Having a firm grasp of these conclusions keeps us grounded in turbulent markets and enables us to act more quickly and with greater conviction. We like to take this one step further and exploit an incidental inefficiency that we call Misjudgment of Equity Duration. A simplified example of this inefficiency is when the market’s estimate of a company’s cash flow duration is too high, rates rise, and the ensuing price drop is overdone, thus creating a buying opportunity. We are always looking for sources of potential value dislocation and price inefficiencies and believe this is one of the more actionable ones because:

• Equity durations are hard to estimate. As we discussed above, coupon payments and redemption values are known with bonds, so duration is easier to measure. With stocks, capital returns to equity holders are less certain and projectable, making duration an estimate rather than a calculation. This is why we focus so much of our research on fundamental analysis. We believe developing that deep understanding of the underlying business helps us estimate the true duration of a company’s cash flows and, thus, the ability to identify misjudgments.

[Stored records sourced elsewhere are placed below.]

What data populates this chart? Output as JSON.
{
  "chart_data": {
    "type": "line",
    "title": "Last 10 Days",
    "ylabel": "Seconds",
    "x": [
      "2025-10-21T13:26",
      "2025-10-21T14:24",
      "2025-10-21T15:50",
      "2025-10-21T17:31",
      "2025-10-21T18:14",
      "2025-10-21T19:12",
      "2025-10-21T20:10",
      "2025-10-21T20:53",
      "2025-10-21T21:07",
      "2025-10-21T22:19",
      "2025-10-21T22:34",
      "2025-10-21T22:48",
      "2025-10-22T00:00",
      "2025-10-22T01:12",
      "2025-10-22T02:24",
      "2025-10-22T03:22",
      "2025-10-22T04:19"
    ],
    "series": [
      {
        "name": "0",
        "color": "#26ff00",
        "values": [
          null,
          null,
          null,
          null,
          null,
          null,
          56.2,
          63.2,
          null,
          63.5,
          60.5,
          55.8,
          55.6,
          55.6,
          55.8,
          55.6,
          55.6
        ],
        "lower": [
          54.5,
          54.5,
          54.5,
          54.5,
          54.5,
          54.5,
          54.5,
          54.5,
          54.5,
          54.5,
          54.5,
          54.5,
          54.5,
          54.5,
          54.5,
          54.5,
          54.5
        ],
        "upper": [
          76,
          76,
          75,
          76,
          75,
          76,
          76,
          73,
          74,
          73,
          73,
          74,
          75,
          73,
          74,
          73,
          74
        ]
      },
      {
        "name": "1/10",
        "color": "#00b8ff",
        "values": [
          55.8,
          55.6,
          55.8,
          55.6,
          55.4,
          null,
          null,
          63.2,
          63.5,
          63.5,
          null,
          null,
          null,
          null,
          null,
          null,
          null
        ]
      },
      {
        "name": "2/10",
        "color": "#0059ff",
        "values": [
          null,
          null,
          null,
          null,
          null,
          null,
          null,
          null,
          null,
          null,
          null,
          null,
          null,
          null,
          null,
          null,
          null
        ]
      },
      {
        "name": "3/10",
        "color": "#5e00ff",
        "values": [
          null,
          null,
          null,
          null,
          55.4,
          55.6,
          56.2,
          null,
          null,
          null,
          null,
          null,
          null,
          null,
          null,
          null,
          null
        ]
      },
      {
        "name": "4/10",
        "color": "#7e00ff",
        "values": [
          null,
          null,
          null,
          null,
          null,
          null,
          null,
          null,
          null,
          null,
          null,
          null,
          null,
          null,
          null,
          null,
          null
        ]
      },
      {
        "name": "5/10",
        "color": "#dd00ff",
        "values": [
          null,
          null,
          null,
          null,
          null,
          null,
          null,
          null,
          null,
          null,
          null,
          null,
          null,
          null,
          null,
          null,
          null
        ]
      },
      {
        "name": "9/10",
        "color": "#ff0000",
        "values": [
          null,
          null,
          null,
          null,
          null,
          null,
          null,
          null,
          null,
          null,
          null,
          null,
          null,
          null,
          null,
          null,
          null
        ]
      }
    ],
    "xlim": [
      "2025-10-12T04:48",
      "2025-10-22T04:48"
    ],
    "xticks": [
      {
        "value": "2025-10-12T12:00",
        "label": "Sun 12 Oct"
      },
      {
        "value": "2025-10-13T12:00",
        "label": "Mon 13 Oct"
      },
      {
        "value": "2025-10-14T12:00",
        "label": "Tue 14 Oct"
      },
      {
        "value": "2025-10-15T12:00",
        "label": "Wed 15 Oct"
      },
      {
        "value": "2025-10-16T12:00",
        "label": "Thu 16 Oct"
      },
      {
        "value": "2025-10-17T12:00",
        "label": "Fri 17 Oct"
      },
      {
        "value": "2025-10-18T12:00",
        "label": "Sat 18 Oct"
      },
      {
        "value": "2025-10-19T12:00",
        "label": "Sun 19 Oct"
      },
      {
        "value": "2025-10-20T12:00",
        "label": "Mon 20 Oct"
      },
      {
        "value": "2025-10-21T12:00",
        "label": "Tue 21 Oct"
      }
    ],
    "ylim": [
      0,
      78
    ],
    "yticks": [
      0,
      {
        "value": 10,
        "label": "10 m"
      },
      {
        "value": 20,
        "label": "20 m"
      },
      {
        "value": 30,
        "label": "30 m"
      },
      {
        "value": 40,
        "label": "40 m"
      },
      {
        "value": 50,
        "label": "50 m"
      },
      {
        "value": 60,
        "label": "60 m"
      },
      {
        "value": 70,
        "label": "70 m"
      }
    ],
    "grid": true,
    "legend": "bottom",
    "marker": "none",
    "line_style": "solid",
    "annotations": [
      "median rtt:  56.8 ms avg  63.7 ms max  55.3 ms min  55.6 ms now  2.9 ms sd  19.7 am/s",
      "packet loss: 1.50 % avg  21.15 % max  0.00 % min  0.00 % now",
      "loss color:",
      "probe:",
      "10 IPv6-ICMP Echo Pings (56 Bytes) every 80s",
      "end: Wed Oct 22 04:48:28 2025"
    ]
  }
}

• Misunderstood stocks are classified and traded indiscriminately. The market often makes mass generalizations and trades similar companies together – disregarding the nuances and quality of each company’s cash flows and growth. This is especially common in growth stocks due to the high duration nature of their cash flows and the difficulty forecasting them.
• Value dislocations and price inefficiencies can be especially wide. As we illustrated earlier with our description of asset convexity, very small changes in rates (especially when they are low) can cause extreme price volatility.

High-quality companies commonly sell off for two reasons: changes in (1) company-specific fundamentals or (2) exogenous variables like interest rates. Misjudgment of Equity Duration occurs at the intersection of the two. At this intersection, inefficiencies tend to emerge due to the tug-of-war between top-down and bottom-up investment frameworks. In our experience, inefficiencies create volatility – and where there is volatility, there is opportunity.